1. That the applicant be released from detention pending the determination by the Administrative Appeals Tribunal of a re-hearing of the application of the applicant for a review of the deportation order made against him on 26 June, 1991.

2. That the respondent do all such things as are necessary to effect the release of the applicant from detention.

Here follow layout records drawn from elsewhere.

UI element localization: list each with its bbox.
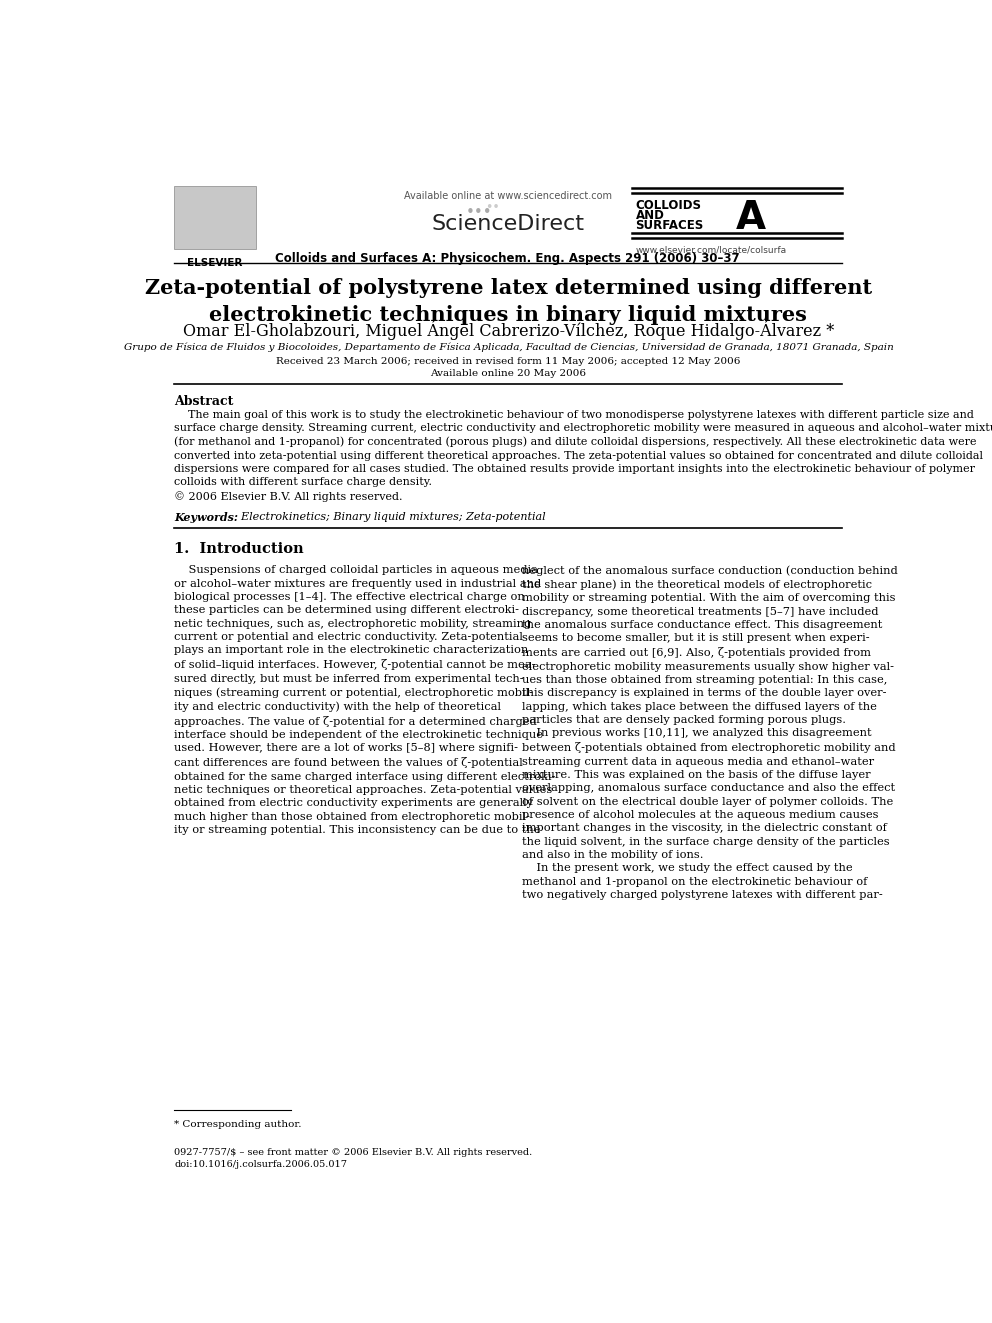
Text: Electrokinetics; Binary liquid mixtures; Zeta-potential: Electrokinetics; Binary liquid mixtures;… xyxy=(234,512,546,523)
Bar xyxy=(175,185,256,249)
Text: Zeta-potential of polystyrene latex determined using different
electrokinetic te: Zeta-potential of polystyrene latex dete… xyxy=(145,278,872,324)
Text: ELSEVIER: ELSEVIER xyxy=(187,258,243,269)
Text: COLLOIDS: COLLOIDS xyxy=(636,198,701,212)
Text: ••: •• xyxy=(485,201,500,214)
Text: Available online at www.sciencedirect.com: Available online at www.sciencedirect.co… xyxy=(405,191,612,201)
Text: Keywords:: Keywords: xyxy=(175,512,238,523)
Text: Abstract: Abstract xyxy=(175,396,234,409)
Text: 1.  Introduction: 1. Introduction xyxy=(175,542,304,556)
Text: •••: ••• xyxy=(466,205,492,220)
Text: ScienceDirect: ScienceDirect xyxy=(432,214,585,234)
Text: AND: AND xyxy=(636,209,665,222)
Text: The main goal of this work is to study the electrokinetic behaviour of two monod: The main goal of this work is to study t… xyxy=(175,410,992,501)
Text: * Corresponding author.: * Corresponding author. xyxy=(175,1121,302,1130)
Text: Omar El-Gholabzouri, Miguel Ángel Cabrerizo-Vílchez, Roque Hidalgo-Álvarez *: Omar El-Gholabzouri, Miguel Ángel Cabrer… xyxy=(183,320,834,340)
Text: Received 23 March 2006; received in revised form 11 May 2006; accepted 12 May 20: Received 23 March 2006; received in revi… xyxy=(276,357,741,366)
Text: neglect of the anomalous surface conduction (conduction behind
the shear plane) : neglect of the anomalous surface conduct… xyxy=(522,565,898,900)
Text: Colloids and Surfaces A: Physicochem. Eng. Aspects 291 (2006) 30–37: Colloids and Surfaces A: Physicochem. En… xyxy=(275,251,740,265)
Text: www.elsevier.com/locate/colsurfa: www.elsevier.com/locate/colsurfa xyxy=(636,246,787,255)
Text: 0927-7757/$ – see front matter © 2006 Elsevier B.V. All rights reserved.: 0927-7757/$ – see front matter © 2006 El… xyxy=(175,1148,533,1158)
Text: doi:10.1016/j.colsurfa.2006.05.017: doi:10.1016/j.colsurfa.2006.05.017 xyxy=(175,1160,347,1168)
Text: SURFACES: SURFACES xyxy=(636,218,703,232)
Text: A: A xyxy=(736,198,767,237)
Text: Available online 20 May 2006: Available online 20 May 2006 xyxy=(431,369,586,378)
Text: Suspensions of charged colloidal particles in aqueous media
or alcohol–water mix: Suspensions of charged colloidal particl… xyxy=(175,565,556,835)
Text: Grupo de Física de Fluidos y Biocoloides, Departamento de Física Aplicada, Facul: Grupo de Física de Fluidos y Biocoloides… xyxy=(124,343,893,352)
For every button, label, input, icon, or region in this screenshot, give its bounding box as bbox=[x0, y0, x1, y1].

3. That the applicant's release from detention is conditional upon his undertaking in writing to :-

(a) Reside at Logan House Drug Rehabilitation Centre pending the determination of a re-hearing of his application by the Administrative Appeals Tribunal;

(b) Comply with all lawful directions as to what is required of him at Logan House as a participant in the drug rehabilitation programme;

(c) Undergo such drug tests and to take such medication as may be required as part of the drug rehabilitation programme and as a condition of his residence at Logan House;

(d) Remain at Logan House unless granted leave by the administrators of Logan House and if granted leave, to comply with the conditions of any leave;

(e) Refrain from using or consuming any narcotic drug;

(f) Refrain from committing any criminal offence;

(g) Report by telephone to the Brisbane office of the Department of Immigration, Local Government and Ethnic Affairs each Wednesday between the hours of 9.00 a.m. and noon, save for such Wednesdays as may be public holidays in Queensland, in which case the applicant will report by telephone between the hours of 9.00 a.m. and noon on the next working day.

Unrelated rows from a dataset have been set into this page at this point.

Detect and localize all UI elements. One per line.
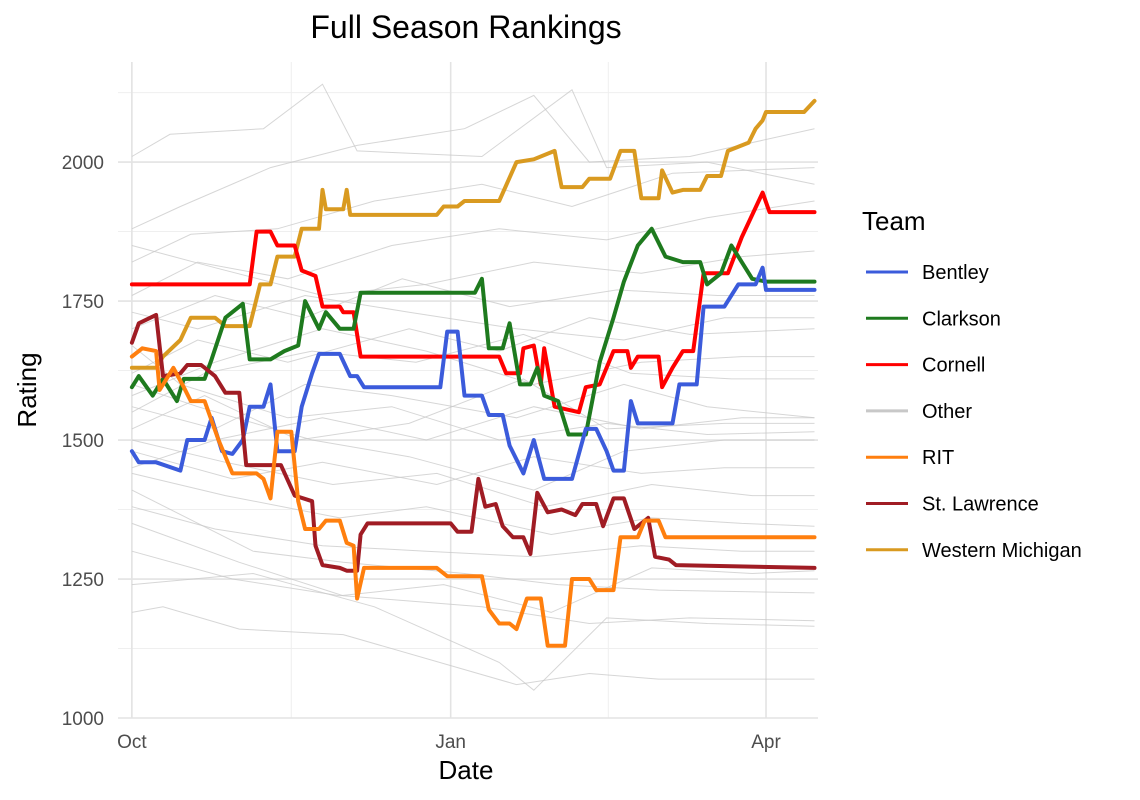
series-line-western-michigan bbox=[129, 98, 817, 370]
series-line-other bbox=[131, 450, 815, 486]
grid-major bbox=[118, 62, 818, 719]
legend-label-other: Other bbox=[922, 401, 972, 423]
series-line-rit bbox=[129, 346, 817, 648]
series-line-clarkson bbox=[129, 226, 817, 437]
series-line-other bbox=[131, 333, 815, 413]
y-tick-label: 1750 bbox=[62, 292, 104, 313]
chart-title: Full Season Rankings bbox=[310, 9, 621, 45]
series-line-st-lawrence bbox=[129, 312, 817, 573]
series-line-other bbox=[131, 383, 815, 491]
x-axis-title: Date bbox=[439, 755, 494, 785]
series-line-other bbox=[131, 328, 815, 397]
y-axis-ticks: 1000 1250 1500 1750 2000 bbox=[62, 153, 104, 730]
legend-title: Team bbox=[862, 206, 926, 236]
legend-label-clarkson: Clarkson bbox=[922, 308, 1001, 330]
series-line-other bbox=[131, 550, 815, 613]
y-tick-label: 1500 bbox=[62, 431, 104, 452]
series-line-other bbox=[131, 439, 815, 508]
y-tick-label: 1000 bbox=[62, 709, 104, 730]
x-axis-ticks: Oct Jan Apr bbox=[117, 732, 781, 753]
legend-label-bentley: Bentley bbox=[922, 262, 989, 284]
x-tick-label: Jan bbox=[435, 732, 466, 753]
y-tick-label: 2000 bbox=[62, 153, 104, 174]
legend-label-rit: RIT bbox=[922, 447, 954, 469]
series-line-other bbox=[131, 94, 815, 230]
series-line-other bbox=[131, 294, 815, 341]
series-line-bentley bbox=[129, 265, 817, 481]
legend-label-western-michigan: Western Michigan bbox=[922, 540, 1082, 562]
series-line-other bbox=[131, 506, 815, 558]
series-line-other bbox=[131, 489, 815, 594]
legend: Team Bentley Clarkson Cornell Other RIT St. L… bbox=[862, 206, 1082, 562]
team-series-lines bbox=[129, 98, 817, 648]
y-tick-label: 1250 bbox=[62, 570, 104, 591]
series-line-other bbox=[131, 345, 815, 441]
series-line-other bbox=[131, 245, 815, 297]
legend-label-st-lawrence: St. Lawrence bbox=[922, 494, 1039, 516]
legend-items: Bentley Clarkson Cornell Other RIT St. Lawren… bbox=[866, 262, 1082, 562]
series-line-other bbox=[131, 522, 815, 625]
series-line-other bbox=[131, 606, 815, 686]
legend-label-cornell: Cornell bbox=[922, 355, 985, 377]
series-line-other bbox=[131, 378, 815, 441]
series-line-other bbox=[131, 406, 815, 469]
y-axis-title: Rating bbox=[12, 352, 42, 427]
series-line-cornell bbox=[129, 190, 817, 415]
x-tick-label: Apr bbox=[751, 732, 781, 753]
series-line-other bbox=[131, 472, 815, 536]
series-line-other bbox=[131, 572, 815, 691]
series-line-other bbox=[131, 317, 815, 374]
series-line-other bbox=[131, 383, 815, 430]
series-line-other bbox=[131, 167, 815, 263]
x-tick-label: Oct bbox=[117, 732, 147, 753]
series-line-other bbox=[131, 200, 815, 296]
series-line-other bbox=[131, 83, 815, 185]
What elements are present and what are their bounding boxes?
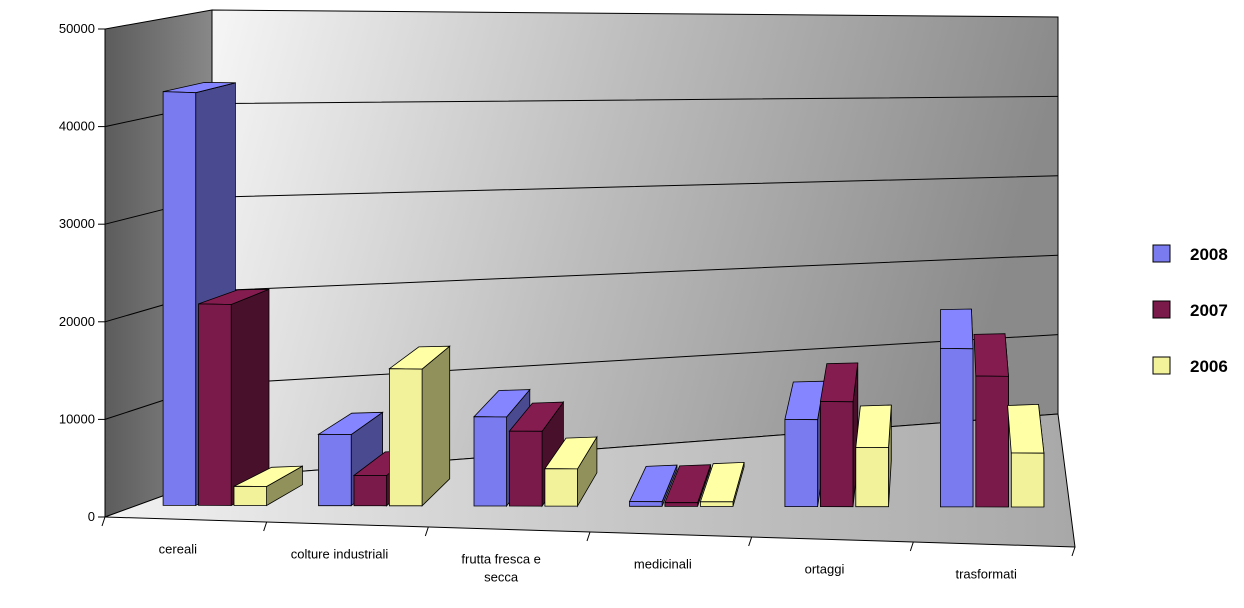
legend-label: 2007	[1190, 301, 1228, 320]
legend-swatch	[1152, 356, 1171, 375]
bar	[699, 461, 745, 507]
bar	[939, 308, 974, 508]
y-tick-label: 40000	[59, 119, 95, 134]
x-tick-mark	[586, 531, 591, 542]
category-label: frutta fresca e secca	[461, 552, 540, 585]
y-tick-label: 0	[88, 509, 95, 524]
bar-front-face	[388, 368, 423, 507]
y-tick-label: 10000	[59, 411, 95, 426]
bar	[819, 362, 859, 508]
x-tick-mark	[748, 536, 753, 547]
bar	[973, 333, 1009, 508]
y-tick-label: 30000	[59, 216, 95, 231]
bar-front-face	[940, 347, 974, 508]
bar-front-face	[664, 502, 698, 507]
bar	[628, 464, 678, 507]
legend-label: 2008	[1190, 245, 1228, 264]
legend-item: 2008	[1152, 244, 1228, 264]
legend-swatch	[1152, 244, 1171, 263]
legend-label: 2006	[1190, 357, 1228, 376]
bar	[198, 288, 270, 507]
bar	[544, 435, 598, 508]
back-wall	[211, 9, 1059, 479]
bar-front-face	[855, 446, 889, 508]
x-tick-mark	[101, 516, 106, 527]
category-label: ortaggi	[805, 562, 845, 577]
x-tick-mark	[909, 541, 914, 552]
bar	[233, 465, 303, 507]
category-label: cereali	[159, 542, 197, 557]
bar-top-face	[939, 308, 974, 350]
bar-front-face	[162, 91, 197, 506]
legend-item: 2007	[1152, 300, 1228, 320]
bar-front-face	[508, 430, 543, 507]
bar-side-face	[421, 345, 451, 507]
bar-front-face	[1010, 452, 1045, 508]
bar-front-face	[975, 375, 1009, 508]
category-label: colture industriali	[291, 547, 389, 562]
bar	[784, 380, 825, 508]
bar	[1007, 403, 1045, 508]
bar-front-face	[198, 303, 232, 506]
bar	[664, 464, 712, 507]
bar-front-face	[473, 416, 508, 507]
legend-swatch	[1152, 300, 1171, 319]
bar-front-face	[784, 418, 818, 508]
y-tick-label: 50000	[59, 21, 95, 36]
bar	[317, 411, 384, 507]
x-tick-mark	[1071, 546, 1076, 557]
bar-top-face	[973, 333, 1009, 377]
bar-front-face	[820, 401, 854, 508]
category-label: trasformati	[955, 567, 1017, 582]
bar-front-face	[318, 433, 352, 507]
x-tick-mark	[263, 521, 268, 532]
y-tick-label: 20000	[59, 314, 95, 329]
bar-front-face	[629, 501, 663, 507]
category-label: medicinali	[634, 557, 692, 572]
bar-front-face	[544, 468, 578, 507]
bar-front-face	[353, 474, 388, 507]
legend-item: 2006	[1152, 356, 1228, 376]
bar	[388, 345, 451, 507]
bar	[855, 404, 892, 508]
x-tick-mark	[424, 526, 429, 537]
bar-top-face	[855, 404, 892, 449]
bar-front-face	[233, 485, 268, 506]
bar-top-face	[819, 362, 859, 403]
bar-front-face	[700, 501, 734, 507]
bar-top-face	[1007, 403, 1045, 454]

4. That in the event of a breach of the undertaking by the applicant he be liable to re-arrest and to be brought before the Court forthwith to show cause why he ought not to be returned to detention.

5. That the release from detention of the applicant is without prejudice to the respondent or his department exercising the power contained in section 93 of the Migration Act for proper reasons in consequence of any circumstances arising after the date hereof.